What has been done can weaken and erode our people's confidence in the currency system and in the banking system. I would love to know from the Prime Minister the names of any countries, he may think of where people have deposited their money in the banks, but they are not allowed to withdraw their money. This alone, I think, is enough to condemn what has been done in the name of greater result in the long run.

And, sir, I would further like to point out that in my opinion, this scheme of monetization, the way it is being implemented, will hurt agricultural growth in our country will hurt small industry will hurt all those people who are in the informal sectors of the economy.

And my own feeling is that the GDP of the country can decline by about two percentage as a result of what has been done. This is an underestimate, not an over estimate.

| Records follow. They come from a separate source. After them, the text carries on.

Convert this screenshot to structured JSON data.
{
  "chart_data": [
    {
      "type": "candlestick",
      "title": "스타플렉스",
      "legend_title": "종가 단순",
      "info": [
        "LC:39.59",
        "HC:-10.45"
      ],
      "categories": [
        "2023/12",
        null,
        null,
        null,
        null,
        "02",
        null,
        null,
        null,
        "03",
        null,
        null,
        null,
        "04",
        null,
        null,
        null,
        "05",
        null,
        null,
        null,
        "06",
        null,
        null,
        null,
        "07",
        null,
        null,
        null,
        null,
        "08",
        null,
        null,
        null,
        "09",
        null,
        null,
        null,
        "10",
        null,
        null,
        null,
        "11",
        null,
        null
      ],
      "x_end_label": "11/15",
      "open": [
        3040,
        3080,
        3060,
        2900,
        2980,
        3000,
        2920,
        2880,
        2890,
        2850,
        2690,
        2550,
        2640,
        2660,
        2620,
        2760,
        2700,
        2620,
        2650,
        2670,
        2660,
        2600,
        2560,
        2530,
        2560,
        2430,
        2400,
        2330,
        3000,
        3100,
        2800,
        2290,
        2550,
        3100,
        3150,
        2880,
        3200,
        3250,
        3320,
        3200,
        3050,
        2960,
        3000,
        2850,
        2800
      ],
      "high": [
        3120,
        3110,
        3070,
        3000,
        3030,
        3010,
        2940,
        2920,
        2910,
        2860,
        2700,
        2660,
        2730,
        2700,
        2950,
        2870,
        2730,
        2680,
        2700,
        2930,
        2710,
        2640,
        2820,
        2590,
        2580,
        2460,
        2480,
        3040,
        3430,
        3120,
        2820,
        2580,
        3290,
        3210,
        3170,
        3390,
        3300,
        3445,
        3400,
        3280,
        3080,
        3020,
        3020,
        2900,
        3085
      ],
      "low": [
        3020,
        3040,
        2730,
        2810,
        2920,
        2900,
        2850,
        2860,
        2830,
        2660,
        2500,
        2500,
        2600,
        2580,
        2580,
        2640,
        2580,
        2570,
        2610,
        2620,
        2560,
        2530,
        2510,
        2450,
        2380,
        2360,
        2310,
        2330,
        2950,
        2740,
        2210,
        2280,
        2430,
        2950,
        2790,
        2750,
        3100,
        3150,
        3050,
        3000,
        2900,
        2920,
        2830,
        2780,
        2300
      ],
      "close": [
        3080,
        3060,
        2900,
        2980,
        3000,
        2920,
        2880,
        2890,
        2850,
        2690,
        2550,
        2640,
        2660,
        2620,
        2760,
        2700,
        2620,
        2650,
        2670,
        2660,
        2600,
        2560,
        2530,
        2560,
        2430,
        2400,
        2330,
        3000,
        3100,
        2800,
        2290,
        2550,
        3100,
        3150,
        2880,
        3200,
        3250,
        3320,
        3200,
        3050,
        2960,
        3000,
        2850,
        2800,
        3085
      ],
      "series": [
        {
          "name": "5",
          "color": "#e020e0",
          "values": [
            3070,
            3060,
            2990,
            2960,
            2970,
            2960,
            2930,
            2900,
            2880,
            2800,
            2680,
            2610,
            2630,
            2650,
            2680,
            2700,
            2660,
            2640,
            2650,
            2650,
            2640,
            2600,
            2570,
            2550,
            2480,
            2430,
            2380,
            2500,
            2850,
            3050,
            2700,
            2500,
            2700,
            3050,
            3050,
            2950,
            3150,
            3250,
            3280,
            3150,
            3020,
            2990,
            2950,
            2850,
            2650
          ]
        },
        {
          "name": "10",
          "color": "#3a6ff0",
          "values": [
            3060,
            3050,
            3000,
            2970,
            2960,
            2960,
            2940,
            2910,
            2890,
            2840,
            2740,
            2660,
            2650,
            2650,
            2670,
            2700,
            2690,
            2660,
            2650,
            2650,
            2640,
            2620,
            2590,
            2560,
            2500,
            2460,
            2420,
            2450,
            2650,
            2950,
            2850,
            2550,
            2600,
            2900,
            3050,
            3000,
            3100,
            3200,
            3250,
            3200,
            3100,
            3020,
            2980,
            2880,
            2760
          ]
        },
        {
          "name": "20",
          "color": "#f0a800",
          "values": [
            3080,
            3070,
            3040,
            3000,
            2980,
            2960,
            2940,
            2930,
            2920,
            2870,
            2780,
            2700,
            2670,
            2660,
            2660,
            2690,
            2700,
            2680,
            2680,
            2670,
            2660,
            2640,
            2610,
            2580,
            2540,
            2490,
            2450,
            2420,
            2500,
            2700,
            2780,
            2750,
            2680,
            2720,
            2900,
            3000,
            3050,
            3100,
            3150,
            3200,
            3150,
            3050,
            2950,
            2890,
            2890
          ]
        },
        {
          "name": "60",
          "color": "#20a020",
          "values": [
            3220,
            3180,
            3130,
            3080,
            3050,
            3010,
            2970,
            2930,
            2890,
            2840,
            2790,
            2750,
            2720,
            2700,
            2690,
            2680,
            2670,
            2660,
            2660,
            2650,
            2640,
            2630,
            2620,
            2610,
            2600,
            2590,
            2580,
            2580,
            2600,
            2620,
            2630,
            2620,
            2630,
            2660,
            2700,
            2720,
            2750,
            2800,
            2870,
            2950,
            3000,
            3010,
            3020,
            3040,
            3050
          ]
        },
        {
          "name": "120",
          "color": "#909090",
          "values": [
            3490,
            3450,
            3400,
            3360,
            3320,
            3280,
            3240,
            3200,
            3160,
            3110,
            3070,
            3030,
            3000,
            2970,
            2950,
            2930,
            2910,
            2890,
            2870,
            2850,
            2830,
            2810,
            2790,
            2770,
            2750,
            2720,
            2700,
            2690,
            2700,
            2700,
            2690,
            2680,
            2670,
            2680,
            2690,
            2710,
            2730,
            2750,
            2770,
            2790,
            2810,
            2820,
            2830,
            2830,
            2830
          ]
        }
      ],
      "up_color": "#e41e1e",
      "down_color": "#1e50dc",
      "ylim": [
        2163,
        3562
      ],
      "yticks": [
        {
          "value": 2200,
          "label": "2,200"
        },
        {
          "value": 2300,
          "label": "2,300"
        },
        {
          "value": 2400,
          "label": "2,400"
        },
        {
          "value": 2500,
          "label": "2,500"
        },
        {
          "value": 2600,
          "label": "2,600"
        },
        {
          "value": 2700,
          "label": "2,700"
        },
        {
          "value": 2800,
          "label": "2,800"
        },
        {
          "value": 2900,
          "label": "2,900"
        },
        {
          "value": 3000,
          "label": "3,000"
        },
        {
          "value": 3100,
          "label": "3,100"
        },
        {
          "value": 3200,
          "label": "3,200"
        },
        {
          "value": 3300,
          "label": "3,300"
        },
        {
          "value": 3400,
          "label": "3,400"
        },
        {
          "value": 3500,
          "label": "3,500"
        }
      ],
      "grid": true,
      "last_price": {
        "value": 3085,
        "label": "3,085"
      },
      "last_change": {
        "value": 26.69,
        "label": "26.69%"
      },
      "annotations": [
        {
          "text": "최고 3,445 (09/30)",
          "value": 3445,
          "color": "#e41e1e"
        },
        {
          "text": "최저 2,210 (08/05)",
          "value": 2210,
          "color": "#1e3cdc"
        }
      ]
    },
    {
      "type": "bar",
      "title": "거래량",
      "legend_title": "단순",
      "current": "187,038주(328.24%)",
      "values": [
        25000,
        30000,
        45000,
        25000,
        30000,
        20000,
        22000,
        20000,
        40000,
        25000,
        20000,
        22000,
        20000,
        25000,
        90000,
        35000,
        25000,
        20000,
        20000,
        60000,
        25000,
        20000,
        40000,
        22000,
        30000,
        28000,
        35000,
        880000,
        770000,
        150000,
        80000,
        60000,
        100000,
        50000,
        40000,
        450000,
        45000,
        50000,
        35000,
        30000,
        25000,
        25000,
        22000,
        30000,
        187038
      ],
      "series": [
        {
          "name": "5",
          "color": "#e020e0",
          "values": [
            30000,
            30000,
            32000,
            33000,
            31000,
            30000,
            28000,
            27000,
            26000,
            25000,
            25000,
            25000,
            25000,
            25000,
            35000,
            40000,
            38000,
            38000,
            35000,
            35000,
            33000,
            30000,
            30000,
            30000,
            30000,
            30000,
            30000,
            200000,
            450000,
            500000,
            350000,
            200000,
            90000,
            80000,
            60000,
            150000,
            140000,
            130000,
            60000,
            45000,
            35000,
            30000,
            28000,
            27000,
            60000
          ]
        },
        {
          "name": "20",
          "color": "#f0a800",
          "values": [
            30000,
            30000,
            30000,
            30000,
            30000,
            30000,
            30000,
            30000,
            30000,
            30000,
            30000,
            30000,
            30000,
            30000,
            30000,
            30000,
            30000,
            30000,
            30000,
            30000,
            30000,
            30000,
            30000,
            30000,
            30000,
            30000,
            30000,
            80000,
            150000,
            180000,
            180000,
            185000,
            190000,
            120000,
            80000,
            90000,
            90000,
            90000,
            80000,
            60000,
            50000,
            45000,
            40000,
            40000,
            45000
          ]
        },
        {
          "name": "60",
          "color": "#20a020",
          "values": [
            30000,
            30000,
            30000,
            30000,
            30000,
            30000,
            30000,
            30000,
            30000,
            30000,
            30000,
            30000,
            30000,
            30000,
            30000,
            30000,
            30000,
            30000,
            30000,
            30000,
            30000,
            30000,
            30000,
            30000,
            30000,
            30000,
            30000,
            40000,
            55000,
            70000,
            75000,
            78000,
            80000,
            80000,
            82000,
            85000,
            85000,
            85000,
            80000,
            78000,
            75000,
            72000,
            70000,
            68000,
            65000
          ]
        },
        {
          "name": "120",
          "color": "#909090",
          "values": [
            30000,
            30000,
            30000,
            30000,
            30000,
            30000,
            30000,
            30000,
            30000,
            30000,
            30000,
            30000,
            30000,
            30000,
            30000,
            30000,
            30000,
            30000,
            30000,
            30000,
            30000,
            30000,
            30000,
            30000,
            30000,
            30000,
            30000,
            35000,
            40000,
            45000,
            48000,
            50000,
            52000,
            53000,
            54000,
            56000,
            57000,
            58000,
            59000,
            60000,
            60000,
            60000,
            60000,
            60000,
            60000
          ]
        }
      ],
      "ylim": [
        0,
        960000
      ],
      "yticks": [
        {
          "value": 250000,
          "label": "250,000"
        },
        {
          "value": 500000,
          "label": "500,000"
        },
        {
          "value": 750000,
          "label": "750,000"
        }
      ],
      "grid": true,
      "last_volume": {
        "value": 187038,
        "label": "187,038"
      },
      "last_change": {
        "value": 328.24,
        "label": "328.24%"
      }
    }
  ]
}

After all, 90% of our people who are in the informal sector and 55% of our workers in agriculture are feeling distressed. The cooperative banking system, which serves a large number of people in the rural areas is non functional. All these have convinced me that the way the scheme has been implemented, which is a monumental management failure, in fact, is a case of organized loot, and legalized plunder.

Thank you.

On the first anniversary of the demonetisation, Manmohan said demonetisation and GST were badly designed and hastily implemented.

Manmohan:

I say it with immense pain and a sense of deep responsibility, that the 8th of November was a ‘Black Day’ for our economy, and indeed our democracy.

It has been suggested many times in the past as one of the methods to eradicate black money. But as a responsible government, we never took such a drastic measure because in our reasoned analysis, the costs of demonetisation always exceeded the benefits substantially.

One must also remember that nowhere in the world has any democracy undertaken such a coercive move, withdrawing 86% of legal tender in one single swoop. Neither would anyone advise to bring out an even more high-value currency note of rupees 2000 after invalidating 500 and 1000 rupee notes.

We know by now that none of the stated objectives of eliminating black money, terror financing and counterfeit currency have been met. To promote a less-cash economy, coercive steps like demonetisation are ineffective. The Cash in Circulation after one year is close to 90% of previous levels. The fact that more than 99% of the demonetised currency came back into the banking system, has punctured the government’s claims. There are also widespread reports of the rich converting their black money into white while the poor suffered.

We saw the impact of demonetisation on the economy when the GDP growth rate dropped to 5.7% under the new calculations. Even this is bound to be a gross underestimate as the pain of the informal sector is not adequately captured in the GDP calculation. Every one percent loss of GDP annually costs our nation 1.5 lakh crore rupees. Think of the human impact from this lost growth -- the lost jobs, the youth whose opportunities have vanished, the businesses who had to shut down and the entrepreneurs whose drive to succeed has turned into discouraged disappointment.

Demonetisation and GST were two blows that have probably pushed millions back into terrible hardship. So they had to turn to the social safety net provided by the MGNREGA, brought in by the UPA.